Vier Methoden der Arbeitszeiterfassung
Funktionsweise: Manuelle beziehungsweise handschriftliche Arbeitszeiterfassung, zum Beispiel auf Stundenzetteln oder per Stechkarten
Vorteile: kostengünstig, unkompliziert, unabhängig von technischen Geräten
Nachteile: fehleranfällig (zum Beispiel bei Übertragung in das IT-System), Auswertungen nur mit zeitlicher Verzögerung möglich, leicht manipulierbar
Variante 1: Chipkarte
Funktionsweise: Zeiterfassung mittels Magnet- oder Chipkarte an einem stationären Terminal; die Arbeitszeitdaten werden automatisch in einer Datenbank abgelegt
Vorteile: geringer Verwaltungsaufwand durch die automatische Zeiterfassung und Übertragung, zeitnahe Auswertungen möglich, Falschbuchungen können problemlos korrigiert werden
Nachteile: höhere Kosten für Hard- und Software und höherer Aufwand bei Einführung; das System ist wegen der Terminals ortsgebunden
Variante 2: Biometrische Daten
Funktionsweise: der Arbeitnehmer wird per Scanner (Finger- oder Handabdruck, Iris) registriert
Vorteile: keine Chipkarte nötig, hohe Sicherheit
Nachteile: hohe Kosten für Anschaffung und Pflege der Hardware, hinzu kommen strenge Auflagen beim Datenschutz
Funktionsweise:
Methode 1: die Arbeitszeit wird durch Einloggen und Ausloggen am Computer per individueller Kennung registriert
Methode 2: Mitarbeiter dokumentieren ihre Arbeitszeiten mithilfe eines Programmes, zum Beispiel Excel
Vorteile: flexibler und mobiler Einsatz, auch bei Außendienst oder Homeoffice; keine weiteren Kosten für Hardware; es können zusätzliche Informationen registriert werden (etwa, wie viel Arbeitszeit für welches Projekt aufgewendet wurde)
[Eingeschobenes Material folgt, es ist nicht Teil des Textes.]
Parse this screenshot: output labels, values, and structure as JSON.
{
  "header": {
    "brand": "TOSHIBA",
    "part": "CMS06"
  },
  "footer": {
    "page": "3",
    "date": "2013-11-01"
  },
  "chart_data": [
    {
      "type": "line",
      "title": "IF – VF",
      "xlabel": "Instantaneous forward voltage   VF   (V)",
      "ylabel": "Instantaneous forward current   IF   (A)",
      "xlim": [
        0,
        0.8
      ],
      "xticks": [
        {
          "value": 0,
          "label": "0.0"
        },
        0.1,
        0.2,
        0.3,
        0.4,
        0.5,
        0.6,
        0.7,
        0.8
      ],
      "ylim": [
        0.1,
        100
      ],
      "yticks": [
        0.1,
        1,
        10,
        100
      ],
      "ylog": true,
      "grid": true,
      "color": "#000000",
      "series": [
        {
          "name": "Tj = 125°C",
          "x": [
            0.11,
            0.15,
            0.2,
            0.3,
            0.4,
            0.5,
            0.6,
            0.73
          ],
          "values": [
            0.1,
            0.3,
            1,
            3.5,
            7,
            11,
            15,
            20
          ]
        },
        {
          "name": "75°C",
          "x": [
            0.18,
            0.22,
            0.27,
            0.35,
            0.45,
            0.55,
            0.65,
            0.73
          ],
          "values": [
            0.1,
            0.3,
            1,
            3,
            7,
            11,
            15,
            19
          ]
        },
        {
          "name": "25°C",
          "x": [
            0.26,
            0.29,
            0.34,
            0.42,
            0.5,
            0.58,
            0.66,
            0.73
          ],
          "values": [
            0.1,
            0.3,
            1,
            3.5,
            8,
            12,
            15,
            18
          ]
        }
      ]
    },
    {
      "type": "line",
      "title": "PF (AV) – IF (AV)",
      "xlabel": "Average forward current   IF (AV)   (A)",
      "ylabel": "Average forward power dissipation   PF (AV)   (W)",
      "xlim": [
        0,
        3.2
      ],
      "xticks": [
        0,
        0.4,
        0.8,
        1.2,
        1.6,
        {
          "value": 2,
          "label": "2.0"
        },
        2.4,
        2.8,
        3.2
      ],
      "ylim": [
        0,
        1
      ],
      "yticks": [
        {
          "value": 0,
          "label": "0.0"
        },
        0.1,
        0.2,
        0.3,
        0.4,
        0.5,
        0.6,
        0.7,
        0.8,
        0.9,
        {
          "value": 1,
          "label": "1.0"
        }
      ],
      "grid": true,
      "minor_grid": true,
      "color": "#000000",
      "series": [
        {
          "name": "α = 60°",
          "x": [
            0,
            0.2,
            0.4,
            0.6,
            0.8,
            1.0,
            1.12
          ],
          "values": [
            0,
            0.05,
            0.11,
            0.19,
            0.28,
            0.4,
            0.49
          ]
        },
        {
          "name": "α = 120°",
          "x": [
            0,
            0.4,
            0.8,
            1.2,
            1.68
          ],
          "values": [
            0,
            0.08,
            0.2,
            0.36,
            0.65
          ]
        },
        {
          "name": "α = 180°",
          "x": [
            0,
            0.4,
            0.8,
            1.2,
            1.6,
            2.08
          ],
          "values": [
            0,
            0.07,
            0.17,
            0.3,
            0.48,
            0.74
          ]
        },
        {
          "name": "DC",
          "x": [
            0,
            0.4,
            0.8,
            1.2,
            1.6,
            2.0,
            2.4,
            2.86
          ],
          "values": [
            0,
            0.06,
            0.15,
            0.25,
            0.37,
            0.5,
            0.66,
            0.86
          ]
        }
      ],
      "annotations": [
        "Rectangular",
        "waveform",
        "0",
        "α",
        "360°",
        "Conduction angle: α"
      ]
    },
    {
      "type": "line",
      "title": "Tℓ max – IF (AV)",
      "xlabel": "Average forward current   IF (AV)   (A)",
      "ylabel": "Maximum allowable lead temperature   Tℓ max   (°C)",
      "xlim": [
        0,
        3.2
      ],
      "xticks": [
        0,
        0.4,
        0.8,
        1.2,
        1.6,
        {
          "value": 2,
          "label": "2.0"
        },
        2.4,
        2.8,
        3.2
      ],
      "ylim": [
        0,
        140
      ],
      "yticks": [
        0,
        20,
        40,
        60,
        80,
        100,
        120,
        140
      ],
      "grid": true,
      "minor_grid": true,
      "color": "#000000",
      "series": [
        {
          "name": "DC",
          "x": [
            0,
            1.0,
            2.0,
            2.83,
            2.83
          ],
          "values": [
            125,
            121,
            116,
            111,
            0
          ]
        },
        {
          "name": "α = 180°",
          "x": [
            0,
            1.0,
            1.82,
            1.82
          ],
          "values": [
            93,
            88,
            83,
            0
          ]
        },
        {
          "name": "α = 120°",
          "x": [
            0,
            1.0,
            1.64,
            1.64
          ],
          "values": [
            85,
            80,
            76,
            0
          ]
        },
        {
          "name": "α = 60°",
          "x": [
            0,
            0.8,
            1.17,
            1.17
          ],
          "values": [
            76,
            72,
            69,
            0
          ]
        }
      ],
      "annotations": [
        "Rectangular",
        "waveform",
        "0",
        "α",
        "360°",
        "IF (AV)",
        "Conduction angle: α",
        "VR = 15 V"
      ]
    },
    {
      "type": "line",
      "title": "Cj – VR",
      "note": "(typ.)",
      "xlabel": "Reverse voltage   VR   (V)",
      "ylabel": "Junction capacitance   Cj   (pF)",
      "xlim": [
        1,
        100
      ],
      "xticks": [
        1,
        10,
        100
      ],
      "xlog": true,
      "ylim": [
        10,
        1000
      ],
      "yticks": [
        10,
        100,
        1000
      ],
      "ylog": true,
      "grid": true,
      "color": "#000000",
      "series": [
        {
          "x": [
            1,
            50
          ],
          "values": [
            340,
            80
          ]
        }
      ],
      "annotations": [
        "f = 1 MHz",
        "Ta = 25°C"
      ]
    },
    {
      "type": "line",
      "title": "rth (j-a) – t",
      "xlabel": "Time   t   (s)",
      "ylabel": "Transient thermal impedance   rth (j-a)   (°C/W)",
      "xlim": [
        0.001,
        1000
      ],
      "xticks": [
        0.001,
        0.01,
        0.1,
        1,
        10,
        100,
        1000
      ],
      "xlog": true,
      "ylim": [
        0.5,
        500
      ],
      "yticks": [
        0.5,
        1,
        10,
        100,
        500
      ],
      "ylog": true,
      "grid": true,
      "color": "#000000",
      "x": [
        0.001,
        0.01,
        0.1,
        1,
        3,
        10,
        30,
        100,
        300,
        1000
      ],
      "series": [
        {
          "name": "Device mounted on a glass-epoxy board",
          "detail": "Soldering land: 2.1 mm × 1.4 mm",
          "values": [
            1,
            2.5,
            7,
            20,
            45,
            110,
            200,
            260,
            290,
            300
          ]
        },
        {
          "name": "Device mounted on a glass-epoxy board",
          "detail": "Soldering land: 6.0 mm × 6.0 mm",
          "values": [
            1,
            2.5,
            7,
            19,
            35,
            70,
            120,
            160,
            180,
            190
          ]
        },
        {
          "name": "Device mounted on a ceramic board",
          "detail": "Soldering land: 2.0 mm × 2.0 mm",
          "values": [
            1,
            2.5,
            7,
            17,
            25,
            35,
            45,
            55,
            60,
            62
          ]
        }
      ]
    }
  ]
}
Nachteile: nur für Rechnerarbeitsplätze geeignet, Datensicherung muss gewährleistet sein
Funktionsweise: Arbeitszeiten werden per App auf mobilen Geräten erfasst, übermittelt und gespeichert
Vorteile: besonders geeignet für Arbeitnehmer, die wenig im Betrieb arbeiten; keine schriftliche Dokumentation nötig für Außendienstler
Nachteile: Beschäftigte müssen meist private Smartphones oder Tablets nutzen; zudem gibt es Datenschutzbedenken
Arbeitszeiterfassung ist ein Thema, das in der Öffentlichkeit ob seiner trockenen Natur bislang wenig Aufmerksamkeit erhielt. Dabei bildet die Personalzeiterfassung in den meisten Betrieben eine Basis für die Wirtschaftlichkeit. Mit ihr lassen sich Löhne berechnen, benötigte Arbeitskräfte kalkulieren und gesetzliche Vorgaben zu Arbeitszeiten einhalten.
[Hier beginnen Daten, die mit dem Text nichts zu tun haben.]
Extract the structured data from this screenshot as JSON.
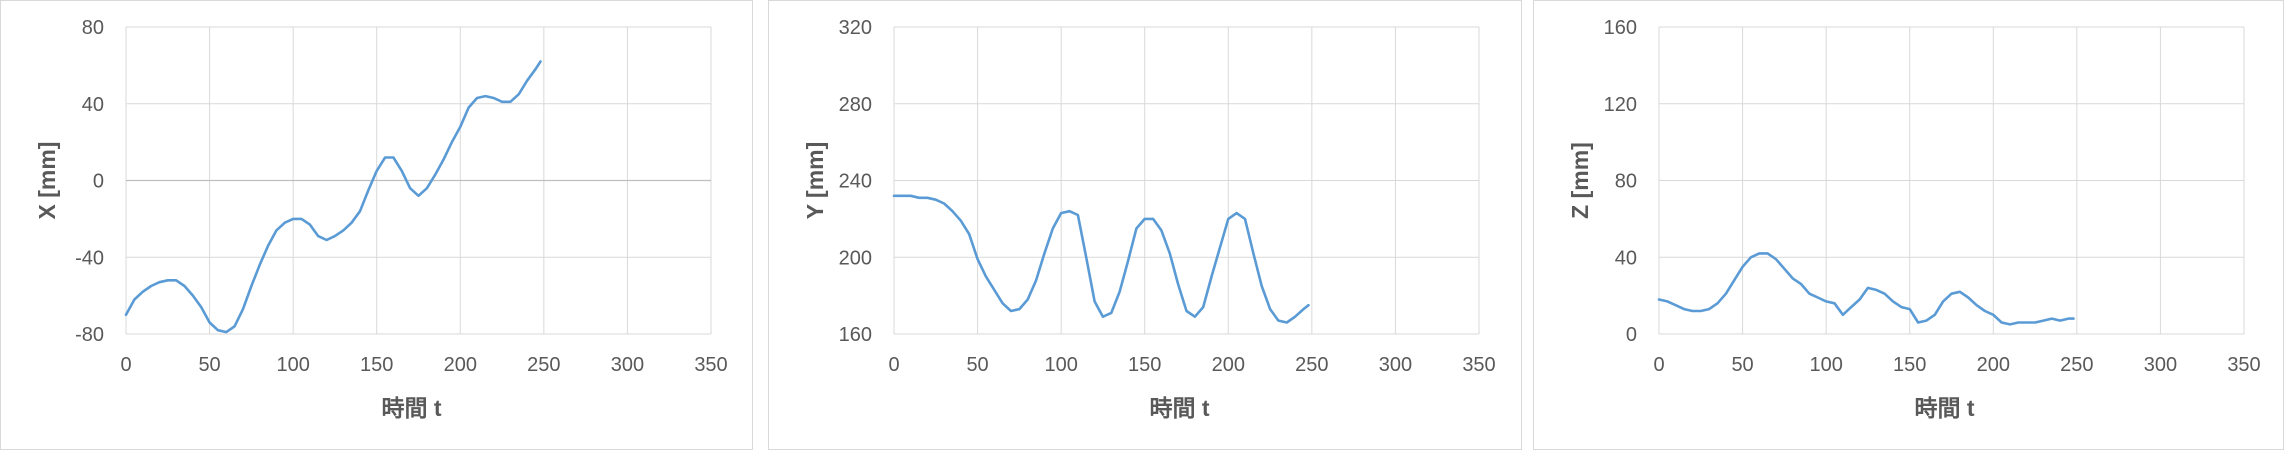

Arbeitszeiterfassung ist in Deutschland schon jetzt die Regel. Laut der BAuA übernimmt dies bei rund jedem zweiten Beschäftigten der Arbeitgeber. Etwa ein Drittel der Beschäftigten dokumentiert die Arbeitszeit demnach selbst. Rund jeder Fünfte gab bei der letzten Arbeitszeitbefragung 2015 an, dass die Arbeitszeit offenbar nicht erfasst wird.
Nicht nur Unternehmen ohne Personalzeiterfassung sind nach dem EuGH-Urteil auf der Suche nach einem geeigneten System. Die Digitalisierung und die zunehmende Flexibilisierung der Arbeit verändert die Ansprüche an Methoden zur Personalzeiterfassung. Sie muss auch im Außendienst, auf Geschäftsreisen und im Homeoffice funktionieren, um Verlässlichkeit zu garantieren.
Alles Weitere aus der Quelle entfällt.